When he decided to take the online Jeopardy test at the beginning of the pandemic, he was thrilled to find that he passed. But considering how many people take the test, he figured it would be a long shot to make it on the show. “I was dealing with tens of thousands of people who take the test, and many of those people pass,” Ng said. “It’s all about luck to get called back, but somehow I was called after I passed the test.”
The next step was to play a mock game of Jeopardy over Zoom, followed by a screen test to allow producers to get to know potential contestants. “I had so much fun throughout this whole process, but I never heard from them again after the screen test,” he said. “I just thought they didn’t select me, until two years later when I received a text asking if I’d be available in two weeks to be on the show.”
During these two weeks, he prepped by watching as many past episodes as he could, reading books, and learning the art of the Jeopardy buzzer. “What I didn’t realize until I started prepping for the show is that it’s not just about who buzzes in first,” Ng said. “If you buzz in too early, you get locked out for a quarter of a second, which can be a big disadvantage.”
He took one day off work to fly to Los Angeles and film his episode – along with the rest of the week’s shows, which are filmed all in one day.
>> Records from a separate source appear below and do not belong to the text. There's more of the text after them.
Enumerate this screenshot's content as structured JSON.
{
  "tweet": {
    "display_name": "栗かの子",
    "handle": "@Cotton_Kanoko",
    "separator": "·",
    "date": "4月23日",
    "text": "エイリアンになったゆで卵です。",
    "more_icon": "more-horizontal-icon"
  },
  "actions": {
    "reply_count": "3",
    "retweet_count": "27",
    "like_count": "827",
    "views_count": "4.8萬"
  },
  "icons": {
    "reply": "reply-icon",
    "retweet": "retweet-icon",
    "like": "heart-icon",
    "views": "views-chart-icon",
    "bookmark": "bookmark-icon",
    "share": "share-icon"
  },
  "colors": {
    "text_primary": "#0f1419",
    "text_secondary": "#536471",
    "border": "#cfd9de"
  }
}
Contestants are chosen at random throughout the day to compete, which may have been the most stressful – and fun – part of the day for Ng. While contestants wait to be selected, they get to visit in the next sound stage over, on the Wheel of Fortune set. “It was a surreal experience to see the Wheel of Fortune stage, with a big blanket over the wheel, while we were waiting,” he said.
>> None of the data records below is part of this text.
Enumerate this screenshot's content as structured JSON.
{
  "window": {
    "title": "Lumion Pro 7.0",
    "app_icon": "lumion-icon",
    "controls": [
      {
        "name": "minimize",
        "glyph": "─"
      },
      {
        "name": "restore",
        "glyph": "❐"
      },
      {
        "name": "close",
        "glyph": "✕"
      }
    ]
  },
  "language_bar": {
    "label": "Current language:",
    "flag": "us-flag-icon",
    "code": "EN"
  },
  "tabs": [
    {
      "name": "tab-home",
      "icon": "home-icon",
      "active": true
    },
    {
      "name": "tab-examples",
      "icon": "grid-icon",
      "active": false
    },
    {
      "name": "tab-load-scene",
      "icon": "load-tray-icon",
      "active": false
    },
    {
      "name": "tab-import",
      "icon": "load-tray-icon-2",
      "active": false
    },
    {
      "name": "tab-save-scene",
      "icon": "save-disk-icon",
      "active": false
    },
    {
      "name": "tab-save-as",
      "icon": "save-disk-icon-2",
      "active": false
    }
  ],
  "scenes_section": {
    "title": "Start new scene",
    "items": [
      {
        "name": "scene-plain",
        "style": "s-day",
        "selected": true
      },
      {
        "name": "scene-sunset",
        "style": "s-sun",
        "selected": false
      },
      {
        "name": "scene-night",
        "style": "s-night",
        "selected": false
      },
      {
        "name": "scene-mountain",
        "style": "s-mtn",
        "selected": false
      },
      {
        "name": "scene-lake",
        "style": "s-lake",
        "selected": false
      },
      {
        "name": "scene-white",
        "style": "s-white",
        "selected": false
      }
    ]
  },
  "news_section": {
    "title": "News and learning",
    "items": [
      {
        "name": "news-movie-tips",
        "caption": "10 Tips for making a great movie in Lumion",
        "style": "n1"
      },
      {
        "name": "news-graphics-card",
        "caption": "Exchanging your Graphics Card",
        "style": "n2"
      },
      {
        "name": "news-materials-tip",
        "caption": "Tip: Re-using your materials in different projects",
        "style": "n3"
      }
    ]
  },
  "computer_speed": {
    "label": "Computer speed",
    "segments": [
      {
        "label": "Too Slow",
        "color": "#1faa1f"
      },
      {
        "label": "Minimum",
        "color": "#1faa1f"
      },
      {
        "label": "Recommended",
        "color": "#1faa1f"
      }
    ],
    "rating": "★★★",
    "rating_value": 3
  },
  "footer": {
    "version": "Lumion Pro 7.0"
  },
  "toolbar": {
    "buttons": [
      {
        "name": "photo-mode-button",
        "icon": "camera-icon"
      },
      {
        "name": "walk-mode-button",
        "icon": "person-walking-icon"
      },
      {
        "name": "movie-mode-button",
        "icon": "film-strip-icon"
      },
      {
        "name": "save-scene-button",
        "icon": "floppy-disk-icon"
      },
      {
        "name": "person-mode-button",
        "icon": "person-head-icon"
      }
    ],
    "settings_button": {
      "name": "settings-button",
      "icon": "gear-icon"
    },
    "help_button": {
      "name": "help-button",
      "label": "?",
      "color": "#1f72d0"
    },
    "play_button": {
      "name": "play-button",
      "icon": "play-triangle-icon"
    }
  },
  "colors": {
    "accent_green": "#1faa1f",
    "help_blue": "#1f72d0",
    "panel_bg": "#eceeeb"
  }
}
The show itself was a bit of a blur, he said. His episode aired on Wednesday, April 6, and was hosted by Mayim Bialik, of “Blossom” and “Big Bang Theory” fame. The winner of his episode, Mattea Roach, is on an eight-game winning streak as of this writing.
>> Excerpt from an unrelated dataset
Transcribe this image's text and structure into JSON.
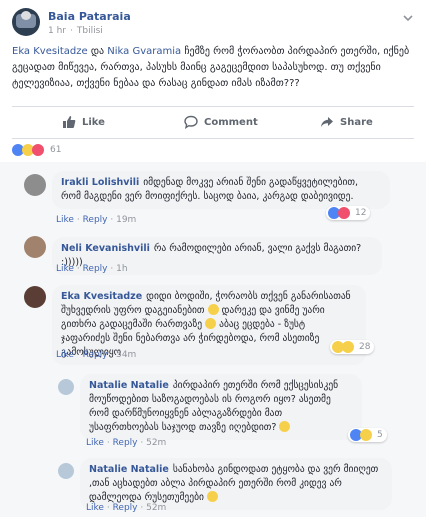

By the time Vernon reached his Final Jeopardy question, he was tied with his fellow competitor, hoping to claim second place. With the category of ‘small countries’ he felt somewhat confident, but was sure to wager just enough to claim his spot. “I thought the odds were good that she would wager everything but $1,” he said. “So I figured I would wager everything but $3.”
Vernon’s theory proved correct and, although they both got the answer wrong, he ended up in second place, and even managed to write a special note to his niece and nephews in his answer. “It was such a fun experience to be able to take a peek behind the curtain of these TV shows,” he said. “I’d encourage people to go online and take the test if you’ve been thinking about it – just do it, and have fun with it!”